I’ve been experimenting with the Databricks AI functions and recently ran a small test extracting structured information from a PDF document.

My initial approach was to use ai_parse_document to extract the text from the PDF.

While the function appeared to work at first glance, I noticed some transcription inaccuracies when validating the output. For example, a name and an identifier in the document were returned incorrectly.

These were small errors, but when extracting names or other identifiers, even minor inaccuracies make the results unreliable for downstream processing.

To test a different approach, I switched to PyMuPDF to extract the text from the PDF. This produced clean and accurate text from the document.

Once I had reliable text, I used ai_query to extract the fields I was interested in. I wrote a prompt asking the model to extract four specific fields from the document text and return the results in JSON format.

This part worked very well and produced consistent results.

The workflow that ended up being reliable looked like this:

 
PDF
→ PyMuPDF (text extraction)
→ ai_query (field extraction)
→ JSON output
 

In my testing, ai_query performed well once the document text was accurate. However, ai_parse_document was not reliable enough for precise extraction of names and identifiers.

I’m curious if others have experimented with ai_parse_document and have found ways to improve accuracy when extracting text from PDFs for structured data workflows.

 
 
3 REPLIES 3

Ale_Armillotta
Contributor III

Hi @FreshBrewedData .

 

In my experience the difference comes from how the two approaches work internally.

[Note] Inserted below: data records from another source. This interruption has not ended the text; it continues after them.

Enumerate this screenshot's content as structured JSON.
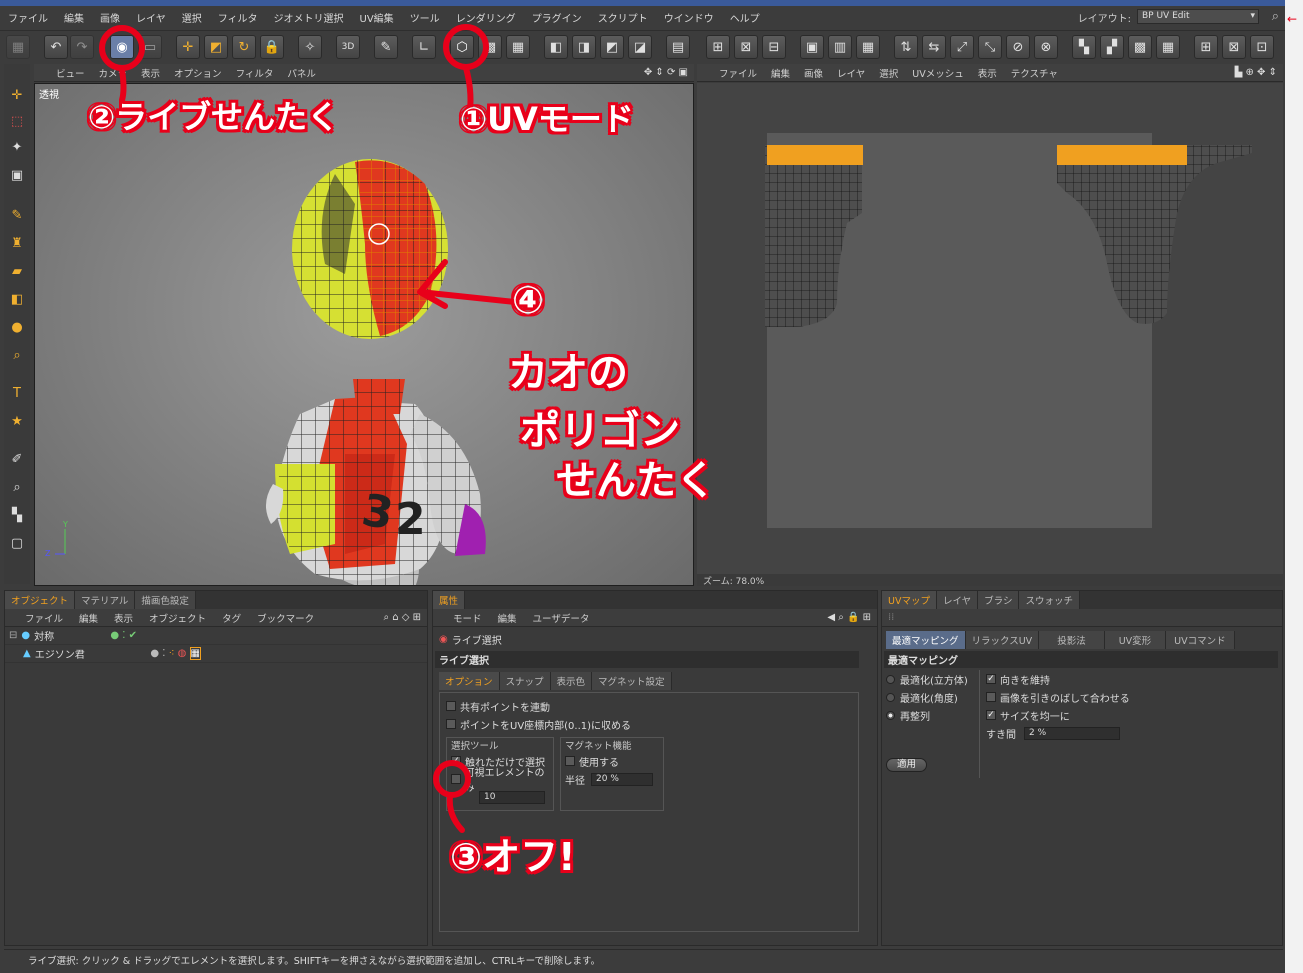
{
  "menubar": {
    "items": [
      "ファイル",
      "編集",
      "画像",
      "レイヤ",
      "選択",
      "フィルタ",
      "ジオメトリ選択",
      "UV編集",
      "ツール",
      "レンダリング",
      "プラグイン",
      "スクリプト",
      "ウインドウ",
      "ヘルプ"
    ],
    "layout_label": "レイアウト:",
    "layout_value": "BP UV Edit"
  },
  "viewport": {
    "menu": [
      "ビュー",
      "カメラ",
      "表示",
      "オプション",
      "フィルタ",
      "パネル"
    ],
    "label": "透視"
  },
  "uv_view": {
    "menu": [
      "ファイル",
      "編集",
      "画像",
      "レイヤ",
      "選択",
      "UVメッシュ",
      "表示",
      "テクスチャ"
    ],
    "zoom": "ズーム: 78.0%"
  },
  "objects_panel": {
    "tabs": [
      "オブジェクト",
      "マテリアル",
      "描画色設定"
    ],
    "menu": [
      "ファイル",
      "編集",
      "表示",
      "オブジェクト",
      "タグ",
      "ブックマーク"
    ],
    "rows": [
      "対称",
      "エジソン君"
    ]
  },
  "attributes_panel": {
    "tab": "属性",
    "menu": [
      "モード",
      "編集",
      "ユーザデータ"
    ],
    "tool_name": "ライブ選択",
    "section": "ライブ選択",
    "subtabs": [
      "オプション",
      "スナップ",
      "表示色",
      "マグネット設定"
    ],
    "opt1": "共有ポイントを連動",
    "opt2": "ポイントをUV座標内部(0..1)に収める",
    "group_select": "選択ツール",
    "touch_select": "触れただけで選択",
    "visible_only": "可視エレメントのみ",
    "radius_val": "10",
    "group_magnet": "マグネット機能",
    "magnet_use": "使用する",
    "magnet_radius_label": "半径",
    "magnet_radius_val": "20 %"
  },
  "uvmap_panel": {
    "tabs": [
      "UVマップ",
      "レイヤ",
      "ブラシ",
      "スウォッチ"
    ],
    "subtabs": [
      "最適マッピング",
      "リラックスUV",
      "投影法",
      "UV変形",
      "UVコマンド"
    ],
    "section": "最適マッピング",
    "radios": [
      "最適化(立方体)",
      "最適化(角度)",
      "再整列"
    ],
    "checks": [
      "向きを維持",
      "画像を引きのばして合わせる",
      "サイズを均一に"
    ],
    "gap_label": "すき間",
    "gap_val": "2 %",
    "apply": "適用"
  },
  "statusbar": "ライブ選択: クリック & ドラッグでエレメントを選択します。SHIFTキーを押さえながら選択範囲を追加し、CTRLキーで削除します。",
  "annotations": {
    "a1": "①UVモード",
    "a2": "②ライブせんたく",
    "a3": "③オフ!",
    "a4": "④",
    "a4_text1": "カオの",
    "a4_text2": "ポリゴン",
    "a4_text3": "せんたく"
  },
  "colors": {
    "accent": "#f0a020",
    "annotation": "#e8001a"
  }
}
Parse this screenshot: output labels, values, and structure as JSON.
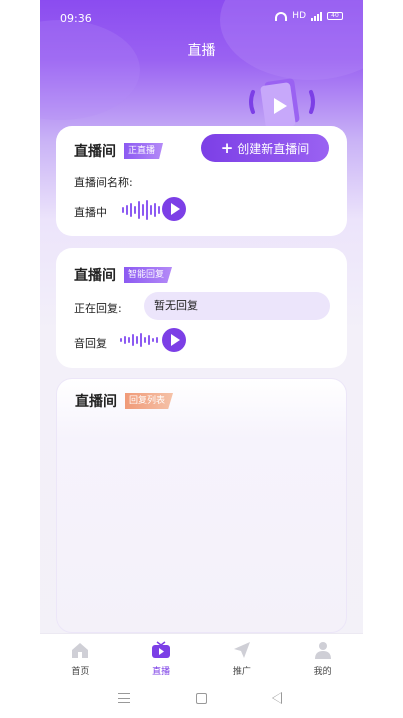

ai_parse_document relies on a multimodal AI model to interpret the document and reconstruct its structure (paragraphs, tables, layout elements, etc.). Because it uses a generative model, small transcription inaccuracies can occasionally appear in the extracted text, which can be problematic when working with precise identifiers like names or IDs.

 

Libraries like PyMuPDF, on the other hand, perform deterministic parsing of the PDF text layer. If the document already contains embedded text (not just scanned images), the extracted content is usually identical to the original and therefore more reliable for downstream processing.

However, this approach only works when the PDF contains a real text layer. If the document is scanned and essentially stored as images, PyMuPDF will not be able to extract the text, while ai_parse_document can still work because it performs OCR and visual document understanding.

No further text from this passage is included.